Una carriera lunga e fortunata, quella del Cataldi, all’insegna di quei valori, radicati nella società contadina, a cui egli apparteneva, come la tenacia, il lavoro, l’onestà, valori che voleva trasmettere ai suoi allievi, nella speranza che divenissero un giorno degli uomini buoni, degli uomini giusti. Su questi uomini, secondo Cataldi, si doveva fondare la società per ricostruirsi, affinché potesse cominciare davvero quel processo di rinnovamento morale che egli perseguiva tenacemente, con i suoi scritti e con il suo stesso esempio.
Ecco, in Rocco Cataldi davvero la poesia è tutt’uno con la vita: egli canta quello che è ed è quello che canta e la scelta del dialetto ha una carica fortemente rivoluzionaria, quasi di una battaglia civile in difesa di quei principi universali come la pace, la fratellanza, la fede cristiana, l’amore per la propria terra. Come spiega Aldo D’Antico, nella prefazione del libro, “La sua è poesia senza aggettivi[…] Rocco Cataldi ha restituito valore e dignità alla parola come mezzo e strumento della comunicazione, come codice universale della espressione dei valori della vita. Non a caso usava il dialetto.

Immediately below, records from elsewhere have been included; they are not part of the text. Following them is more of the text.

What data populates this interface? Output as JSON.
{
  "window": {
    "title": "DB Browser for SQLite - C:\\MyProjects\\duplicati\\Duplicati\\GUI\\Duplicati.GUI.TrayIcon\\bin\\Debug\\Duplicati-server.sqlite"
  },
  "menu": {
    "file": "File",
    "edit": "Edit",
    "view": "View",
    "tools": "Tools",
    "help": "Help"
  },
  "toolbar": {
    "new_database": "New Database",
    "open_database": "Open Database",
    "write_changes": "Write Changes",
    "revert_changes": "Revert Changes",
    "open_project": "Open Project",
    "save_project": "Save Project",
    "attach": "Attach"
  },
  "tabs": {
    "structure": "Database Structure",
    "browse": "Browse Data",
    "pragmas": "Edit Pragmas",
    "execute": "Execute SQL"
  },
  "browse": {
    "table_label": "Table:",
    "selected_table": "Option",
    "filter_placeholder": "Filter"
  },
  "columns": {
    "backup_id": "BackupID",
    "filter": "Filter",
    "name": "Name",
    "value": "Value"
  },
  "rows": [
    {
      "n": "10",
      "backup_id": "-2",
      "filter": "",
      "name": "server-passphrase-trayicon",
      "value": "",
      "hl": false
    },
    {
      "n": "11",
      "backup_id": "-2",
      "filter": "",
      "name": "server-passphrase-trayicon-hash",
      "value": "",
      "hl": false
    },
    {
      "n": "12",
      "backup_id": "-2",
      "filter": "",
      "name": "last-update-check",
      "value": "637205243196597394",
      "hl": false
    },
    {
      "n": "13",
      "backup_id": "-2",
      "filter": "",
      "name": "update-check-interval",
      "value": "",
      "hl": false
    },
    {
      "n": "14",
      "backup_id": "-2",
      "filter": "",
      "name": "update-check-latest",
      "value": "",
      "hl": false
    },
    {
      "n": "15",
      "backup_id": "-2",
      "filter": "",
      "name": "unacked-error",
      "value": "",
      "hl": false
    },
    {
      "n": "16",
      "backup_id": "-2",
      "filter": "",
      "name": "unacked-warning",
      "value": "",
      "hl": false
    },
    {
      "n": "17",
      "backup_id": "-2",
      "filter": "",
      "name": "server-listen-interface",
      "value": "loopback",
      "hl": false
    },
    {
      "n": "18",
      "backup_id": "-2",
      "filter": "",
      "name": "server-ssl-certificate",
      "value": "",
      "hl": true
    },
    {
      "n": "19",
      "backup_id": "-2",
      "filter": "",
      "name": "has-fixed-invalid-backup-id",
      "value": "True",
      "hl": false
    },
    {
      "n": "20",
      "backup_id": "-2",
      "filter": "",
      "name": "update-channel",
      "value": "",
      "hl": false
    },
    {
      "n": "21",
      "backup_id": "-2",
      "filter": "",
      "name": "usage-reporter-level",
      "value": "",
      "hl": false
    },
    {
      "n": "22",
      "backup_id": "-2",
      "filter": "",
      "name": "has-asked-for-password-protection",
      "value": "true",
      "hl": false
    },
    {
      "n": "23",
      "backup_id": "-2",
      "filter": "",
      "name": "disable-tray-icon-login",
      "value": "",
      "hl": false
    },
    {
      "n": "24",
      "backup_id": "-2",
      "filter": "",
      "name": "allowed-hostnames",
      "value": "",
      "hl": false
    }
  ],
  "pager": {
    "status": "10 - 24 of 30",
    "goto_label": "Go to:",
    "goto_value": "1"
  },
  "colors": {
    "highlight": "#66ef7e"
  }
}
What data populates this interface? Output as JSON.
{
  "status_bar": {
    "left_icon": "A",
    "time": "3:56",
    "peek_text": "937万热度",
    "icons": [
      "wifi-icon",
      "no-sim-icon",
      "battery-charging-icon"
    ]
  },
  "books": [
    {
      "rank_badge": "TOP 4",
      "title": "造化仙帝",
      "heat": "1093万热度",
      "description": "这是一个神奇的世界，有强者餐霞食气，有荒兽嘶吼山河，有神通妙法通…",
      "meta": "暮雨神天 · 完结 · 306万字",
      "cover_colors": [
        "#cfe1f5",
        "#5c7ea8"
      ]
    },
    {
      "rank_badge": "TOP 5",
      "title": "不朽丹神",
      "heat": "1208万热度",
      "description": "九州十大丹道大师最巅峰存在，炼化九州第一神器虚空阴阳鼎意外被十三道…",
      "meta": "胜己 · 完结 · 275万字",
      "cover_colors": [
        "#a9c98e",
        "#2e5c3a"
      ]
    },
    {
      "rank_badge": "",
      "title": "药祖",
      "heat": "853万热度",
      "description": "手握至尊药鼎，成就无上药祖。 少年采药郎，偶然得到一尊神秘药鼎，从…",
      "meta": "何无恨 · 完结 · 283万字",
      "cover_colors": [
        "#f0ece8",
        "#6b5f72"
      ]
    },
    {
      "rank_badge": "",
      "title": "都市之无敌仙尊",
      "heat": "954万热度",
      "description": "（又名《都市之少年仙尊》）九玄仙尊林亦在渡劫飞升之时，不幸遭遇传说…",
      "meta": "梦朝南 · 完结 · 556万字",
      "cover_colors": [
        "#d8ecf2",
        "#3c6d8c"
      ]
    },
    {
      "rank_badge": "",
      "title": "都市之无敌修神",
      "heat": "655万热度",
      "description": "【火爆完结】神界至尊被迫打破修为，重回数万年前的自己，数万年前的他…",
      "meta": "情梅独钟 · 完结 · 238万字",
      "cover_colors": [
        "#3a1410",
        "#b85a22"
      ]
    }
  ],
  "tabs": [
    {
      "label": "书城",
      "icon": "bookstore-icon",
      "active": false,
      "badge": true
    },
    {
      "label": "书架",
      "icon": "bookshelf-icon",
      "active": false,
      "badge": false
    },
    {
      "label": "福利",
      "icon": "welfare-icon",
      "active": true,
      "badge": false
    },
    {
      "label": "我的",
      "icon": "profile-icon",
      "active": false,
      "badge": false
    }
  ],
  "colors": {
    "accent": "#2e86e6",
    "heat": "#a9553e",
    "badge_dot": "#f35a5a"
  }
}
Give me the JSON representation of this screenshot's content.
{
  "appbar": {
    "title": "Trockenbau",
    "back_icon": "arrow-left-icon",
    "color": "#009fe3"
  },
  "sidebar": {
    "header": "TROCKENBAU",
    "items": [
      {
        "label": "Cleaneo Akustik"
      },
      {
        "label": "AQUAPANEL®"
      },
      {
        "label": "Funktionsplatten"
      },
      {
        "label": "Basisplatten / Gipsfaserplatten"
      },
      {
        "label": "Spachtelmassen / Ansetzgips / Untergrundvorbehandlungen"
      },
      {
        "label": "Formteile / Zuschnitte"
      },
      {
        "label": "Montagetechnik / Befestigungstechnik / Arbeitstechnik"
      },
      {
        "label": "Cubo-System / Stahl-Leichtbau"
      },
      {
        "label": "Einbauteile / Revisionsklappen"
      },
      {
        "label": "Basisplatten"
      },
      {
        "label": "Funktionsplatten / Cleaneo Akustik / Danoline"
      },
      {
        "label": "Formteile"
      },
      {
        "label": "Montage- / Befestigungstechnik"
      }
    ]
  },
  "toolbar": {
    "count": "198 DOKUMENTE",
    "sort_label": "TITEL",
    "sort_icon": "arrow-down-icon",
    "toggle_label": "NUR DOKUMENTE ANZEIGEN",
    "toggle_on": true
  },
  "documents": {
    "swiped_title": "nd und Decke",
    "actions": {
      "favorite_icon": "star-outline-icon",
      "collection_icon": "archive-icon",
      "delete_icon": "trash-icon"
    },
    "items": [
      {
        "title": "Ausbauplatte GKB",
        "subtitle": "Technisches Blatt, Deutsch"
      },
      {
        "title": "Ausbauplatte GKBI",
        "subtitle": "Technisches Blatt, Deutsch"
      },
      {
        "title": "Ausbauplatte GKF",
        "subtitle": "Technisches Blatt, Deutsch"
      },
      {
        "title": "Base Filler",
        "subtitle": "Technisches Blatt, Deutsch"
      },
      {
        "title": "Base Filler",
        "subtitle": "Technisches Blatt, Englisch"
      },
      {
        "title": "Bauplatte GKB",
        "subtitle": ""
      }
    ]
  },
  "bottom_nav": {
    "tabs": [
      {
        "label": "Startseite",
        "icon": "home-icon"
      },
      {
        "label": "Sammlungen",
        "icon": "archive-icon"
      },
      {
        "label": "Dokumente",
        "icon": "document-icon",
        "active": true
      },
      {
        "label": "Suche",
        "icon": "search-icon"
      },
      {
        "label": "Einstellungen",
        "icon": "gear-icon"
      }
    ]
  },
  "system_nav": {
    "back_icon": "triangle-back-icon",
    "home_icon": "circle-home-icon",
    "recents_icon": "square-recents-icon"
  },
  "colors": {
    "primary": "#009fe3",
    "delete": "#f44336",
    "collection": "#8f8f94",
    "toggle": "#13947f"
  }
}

Era intellettuale colto e forbito, capace di composizioni in lingua italiana auliche e dotte, in grado di scrivere come pochi di noi sapessero fare. Ma l’uso del dialetto restituiva a ciascuno la certezza della propria identità, la riscoperta della nostra natura, l’orgoglio dell’appartenenza[…] Maestro di scuola e di letteratura, di vita e di pensiero, di comportamento. Che pesante eredità ci ha lasciato”.
Manca a tutti i parabitani Rocco Cataldi; ma egli continuerà a vivere nei suoi versi, per la sua famiglia, per i suoi amici, per tutti quelli che lo hanno conosciuto e per chi non lo ha conosciuto ed anche, forse, per tutti gli indifferenti, i distratti, i “pratici”, i quali, se per caso si troveranno a leggere, anche di sfuggita, i suoi versi, si sentiranno stranamente un disagio dentro; e questa è la forza della poesia, questa è la forza di Rocco Cataldi.
Pubblicato su “Città Magazine”, 30 dic.-5 gennaio 2006 , e poi in “Di Parabita e di Parabitani”,di Paolo Vincenti, Il Laboratorio Editore, 2008.